Arms maker Berretta took out a full-page ad in the weekend USA Today to applaud the Navy SEALS who pulled the trigger. Beretta and other handgun makers typically apologize when their products are used to kill unarmed civilians. This time, they were using it to gain market share.

And feeling their oats, US officials decided to try to make it two for two, with a drone attack on a "terror suspect," in Yemen. The radical cleric Anwar al-Awlaqi survived, reported the Hong Kong paper.

Asked where in the Constitution the federal government was given the right to murder people, Eric Holder, US Attorney General, replied that this was certainly not murder. And not an assassination either. This was war! Osama bin Laden was an enemy combatant. US forces mounted an operation to kill him, as they might target an opposing general. Fair and square.

But if Osama bin Laden were an enemy general, his was a strange army. How many divisions did he have? Where were his warships? His aircraft carriers? His submarines? Where were his tanks? And his trained legions? He had no army. No navy. No marines. No air force. Not even a few praetorians guarding his headquarters. He was almost alone. No Swiss guards, no home guard; for there was no homeland to guard. And not a single troop carrier, for there were no troops and nowhere to take them. He had no tanks. No fighter planes. No bombers. No artillery. In fact, his most effective weapon was the lowly box cutter.

A fanatic with a box cutter can be dangerous; but he is no Grande Armée...no Wehrmacht...no Japanese Imperial Army. He is not a worthy opponent for the Pentagon, in other words; for there is no glory in picking on someone who's not your own size.

As the week moved on, glory turned to embarrassment. The terrorist was not armed. He didn't use his wife as a human shield. He didn't live in a mansion surrounded by armed guards. Instead, it began to look like the SEALS had gunned down a sick, broken old invalid.

But what an opportunity! Forget the messy court trials. Who knows how they might turn out...or what information they might reveal? The government spends a fortune trying to convict mobsters and drug pushers, for example. Why not just declare war on them, and send in hit squads? And now the SEC is laboring hard to convict a fund manager in the Galleon case. It would be so much simpler to label SEC violators 'financial terrorists' - and let drones take care of them.

But wait, we're missing the biggest opportunity of all. Other countries have done it for years; why shouldn't we? Instead of defeating political enemies at the polls, why not just say you are at war with them and take them out? Take Donald Trump, for example. Here at The Daily Reckoning, we are warming up to Mr. Trump. He is our kind of politician. Too rich to steal. Too dumb to lie. But he is surely a threat to the Republic. So why not call in a drone attack?

Why waste drones on Osama bin Laden? He posed no real threat to the government of the United States of America. Even in his own backyard, he was a loser. He was unable to take over a single woebegone, Muslim- drenched country in the Mid-East. There was never any question that he would be able to defeat the US.
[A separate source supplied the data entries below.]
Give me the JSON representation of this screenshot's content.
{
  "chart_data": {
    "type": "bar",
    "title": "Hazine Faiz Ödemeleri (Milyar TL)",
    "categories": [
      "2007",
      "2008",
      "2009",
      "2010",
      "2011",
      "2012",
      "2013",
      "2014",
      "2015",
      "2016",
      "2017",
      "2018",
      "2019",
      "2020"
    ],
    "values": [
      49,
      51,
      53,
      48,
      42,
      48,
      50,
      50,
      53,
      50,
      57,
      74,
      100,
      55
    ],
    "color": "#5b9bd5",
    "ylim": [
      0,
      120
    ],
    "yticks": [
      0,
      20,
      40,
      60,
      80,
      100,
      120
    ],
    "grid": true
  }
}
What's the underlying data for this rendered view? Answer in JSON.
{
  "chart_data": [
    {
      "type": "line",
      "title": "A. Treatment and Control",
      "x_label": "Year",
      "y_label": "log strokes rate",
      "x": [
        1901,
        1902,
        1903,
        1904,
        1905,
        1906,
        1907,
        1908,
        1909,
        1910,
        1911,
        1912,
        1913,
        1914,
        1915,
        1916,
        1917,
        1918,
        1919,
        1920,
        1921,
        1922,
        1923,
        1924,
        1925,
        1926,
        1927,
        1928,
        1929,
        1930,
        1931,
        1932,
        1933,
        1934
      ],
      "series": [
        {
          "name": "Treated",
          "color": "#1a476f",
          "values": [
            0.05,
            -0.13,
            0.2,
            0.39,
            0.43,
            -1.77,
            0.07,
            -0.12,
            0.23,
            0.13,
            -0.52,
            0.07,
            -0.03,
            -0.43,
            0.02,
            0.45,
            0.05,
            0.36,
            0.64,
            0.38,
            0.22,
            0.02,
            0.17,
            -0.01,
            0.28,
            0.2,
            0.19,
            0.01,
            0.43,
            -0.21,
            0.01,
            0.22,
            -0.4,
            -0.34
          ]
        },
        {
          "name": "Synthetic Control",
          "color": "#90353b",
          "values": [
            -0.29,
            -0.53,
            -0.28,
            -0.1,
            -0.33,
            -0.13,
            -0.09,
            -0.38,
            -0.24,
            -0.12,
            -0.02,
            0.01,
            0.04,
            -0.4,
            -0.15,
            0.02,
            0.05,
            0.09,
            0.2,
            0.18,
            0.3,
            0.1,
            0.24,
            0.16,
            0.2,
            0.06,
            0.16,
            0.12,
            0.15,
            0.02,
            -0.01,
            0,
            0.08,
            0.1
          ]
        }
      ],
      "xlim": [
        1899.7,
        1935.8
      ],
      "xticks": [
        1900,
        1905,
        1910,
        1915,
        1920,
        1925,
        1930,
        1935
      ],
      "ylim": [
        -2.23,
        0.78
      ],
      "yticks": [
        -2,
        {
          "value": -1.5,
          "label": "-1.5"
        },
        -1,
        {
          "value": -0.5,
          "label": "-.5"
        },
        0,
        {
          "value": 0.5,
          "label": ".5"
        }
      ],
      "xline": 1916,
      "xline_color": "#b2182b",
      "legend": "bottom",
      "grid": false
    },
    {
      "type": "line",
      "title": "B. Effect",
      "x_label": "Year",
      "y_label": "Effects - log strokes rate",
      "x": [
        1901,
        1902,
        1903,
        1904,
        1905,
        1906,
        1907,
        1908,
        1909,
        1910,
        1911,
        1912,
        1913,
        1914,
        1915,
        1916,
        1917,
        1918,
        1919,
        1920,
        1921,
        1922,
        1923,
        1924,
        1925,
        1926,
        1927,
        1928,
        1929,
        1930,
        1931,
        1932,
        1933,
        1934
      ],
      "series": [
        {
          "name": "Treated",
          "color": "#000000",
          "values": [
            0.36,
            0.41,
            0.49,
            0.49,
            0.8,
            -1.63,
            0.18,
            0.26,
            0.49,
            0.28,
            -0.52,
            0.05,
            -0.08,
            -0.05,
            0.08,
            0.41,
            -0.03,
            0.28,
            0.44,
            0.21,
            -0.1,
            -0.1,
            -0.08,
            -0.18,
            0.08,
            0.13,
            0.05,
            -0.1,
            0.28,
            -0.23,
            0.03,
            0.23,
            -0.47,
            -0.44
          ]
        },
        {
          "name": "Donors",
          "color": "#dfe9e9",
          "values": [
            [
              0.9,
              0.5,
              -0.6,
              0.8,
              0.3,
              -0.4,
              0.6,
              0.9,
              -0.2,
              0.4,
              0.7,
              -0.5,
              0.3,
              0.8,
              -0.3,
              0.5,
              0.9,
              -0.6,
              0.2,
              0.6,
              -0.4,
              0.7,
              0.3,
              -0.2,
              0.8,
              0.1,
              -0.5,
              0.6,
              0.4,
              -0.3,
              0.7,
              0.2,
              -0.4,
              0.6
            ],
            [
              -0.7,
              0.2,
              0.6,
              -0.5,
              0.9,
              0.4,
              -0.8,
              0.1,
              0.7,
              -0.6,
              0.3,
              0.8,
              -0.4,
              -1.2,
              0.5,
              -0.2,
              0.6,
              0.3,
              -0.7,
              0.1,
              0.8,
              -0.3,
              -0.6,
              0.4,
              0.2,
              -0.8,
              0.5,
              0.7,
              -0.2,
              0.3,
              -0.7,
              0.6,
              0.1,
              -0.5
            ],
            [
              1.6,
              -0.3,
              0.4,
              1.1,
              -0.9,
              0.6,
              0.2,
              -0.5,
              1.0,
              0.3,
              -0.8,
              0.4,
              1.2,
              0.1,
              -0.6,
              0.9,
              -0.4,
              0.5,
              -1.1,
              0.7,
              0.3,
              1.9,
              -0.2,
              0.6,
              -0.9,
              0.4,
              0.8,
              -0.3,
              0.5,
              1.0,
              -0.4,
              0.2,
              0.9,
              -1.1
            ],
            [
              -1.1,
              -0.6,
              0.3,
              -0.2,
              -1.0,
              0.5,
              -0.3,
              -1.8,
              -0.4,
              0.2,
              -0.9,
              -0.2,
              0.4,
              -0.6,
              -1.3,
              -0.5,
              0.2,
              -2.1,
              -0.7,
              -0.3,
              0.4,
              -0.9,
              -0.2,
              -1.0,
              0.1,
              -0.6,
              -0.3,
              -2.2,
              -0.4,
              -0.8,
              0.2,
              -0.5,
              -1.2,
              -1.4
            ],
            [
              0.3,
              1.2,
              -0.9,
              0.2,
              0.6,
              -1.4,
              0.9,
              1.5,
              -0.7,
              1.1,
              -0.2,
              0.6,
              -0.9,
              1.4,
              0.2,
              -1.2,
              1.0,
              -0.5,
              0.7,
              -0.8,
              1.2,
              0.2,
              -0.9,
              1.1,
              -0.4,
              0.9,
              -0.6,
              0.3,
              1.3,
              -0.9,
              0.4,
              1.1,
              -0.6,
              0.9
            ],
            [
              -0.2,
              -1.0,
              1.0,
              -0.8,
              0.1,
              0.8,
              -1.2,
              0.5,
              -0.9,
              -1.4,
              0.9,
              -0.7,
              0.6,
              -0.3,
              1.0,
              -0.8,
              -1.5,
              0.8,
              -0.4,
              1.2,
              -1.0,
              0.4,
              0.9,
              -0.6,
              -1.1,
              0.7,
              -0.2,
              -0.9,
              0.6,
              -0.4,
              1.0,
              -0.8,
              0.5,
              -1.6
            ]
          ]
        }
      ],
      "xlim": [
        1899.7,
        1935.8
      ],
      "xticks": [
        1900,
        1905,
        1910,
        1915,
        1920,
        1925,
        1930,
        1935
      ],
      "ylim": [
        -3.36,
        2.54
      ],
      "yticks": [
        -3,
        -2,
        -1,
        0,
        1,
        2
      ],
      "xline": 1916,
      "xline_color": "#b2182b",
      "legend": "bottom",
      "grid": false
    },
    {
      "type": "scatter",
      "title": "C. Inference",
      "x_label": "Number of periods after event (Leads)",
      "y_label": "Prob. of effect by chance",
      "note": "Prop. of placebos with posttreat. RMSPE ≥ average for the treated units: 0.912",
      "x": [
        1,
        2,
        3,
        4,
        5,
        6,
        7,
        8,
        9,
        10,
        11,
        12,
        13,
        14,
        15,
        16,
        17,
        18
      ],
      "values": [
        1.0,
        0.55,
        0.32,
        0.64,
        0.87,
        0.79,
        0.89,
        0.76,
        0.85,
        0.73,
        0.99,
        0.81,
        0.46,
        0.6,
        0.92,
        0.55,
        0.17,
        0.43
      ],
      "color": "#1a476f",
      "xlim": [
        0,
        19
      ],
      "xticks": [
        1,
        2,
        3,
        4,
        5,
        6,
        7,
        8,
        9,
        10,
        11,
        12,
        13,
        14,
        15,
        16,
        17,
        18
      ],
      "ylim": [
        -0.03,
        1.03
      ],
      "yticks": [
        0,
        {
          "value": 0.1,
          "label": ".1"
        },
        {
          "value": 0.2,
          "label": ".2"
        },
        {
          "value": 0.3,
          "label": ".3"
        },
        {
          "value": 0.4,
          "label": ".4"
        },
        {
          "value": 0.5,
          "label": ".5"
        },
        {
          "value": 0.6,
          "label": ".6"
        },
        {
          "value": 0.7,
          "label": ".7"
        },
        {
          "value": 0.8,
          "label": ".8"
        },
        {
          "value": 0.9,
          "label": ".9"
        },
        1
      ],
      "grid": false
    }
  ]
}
Nor was he a substantial threat to the American people. For all his box cutters and suicidal followers, statistically - according to The Financial Times - he did less damage to Americans than accidents caused by wild deer. In the 10 years following the announcement of the War on Terror, as far as we know, he was not responsible for a single North American casualty. As a general, he was worse than any we ever heard of; even Sir Douglas Haig was not that bad.

Osama bin Laden didn't pose a threat to the US or its people; instead, the danger he posed was more like the danger of an interest-only, low- doc, automatically reset mortgage with a teaser rate. Bin Laden, in an early video address, announced his strategy. He could sucker the US into spending an enormous amount of money to combat him. He would not try to defeat the US on the field of battle; instead, he would lure the giant into expenses it could not afford.

And lo, it has come to pass just as the bearded one forecast. According to The Financial Times, the US has spent $2 trillion on the war against terror...or about a million times more than Osama bin Laden spent.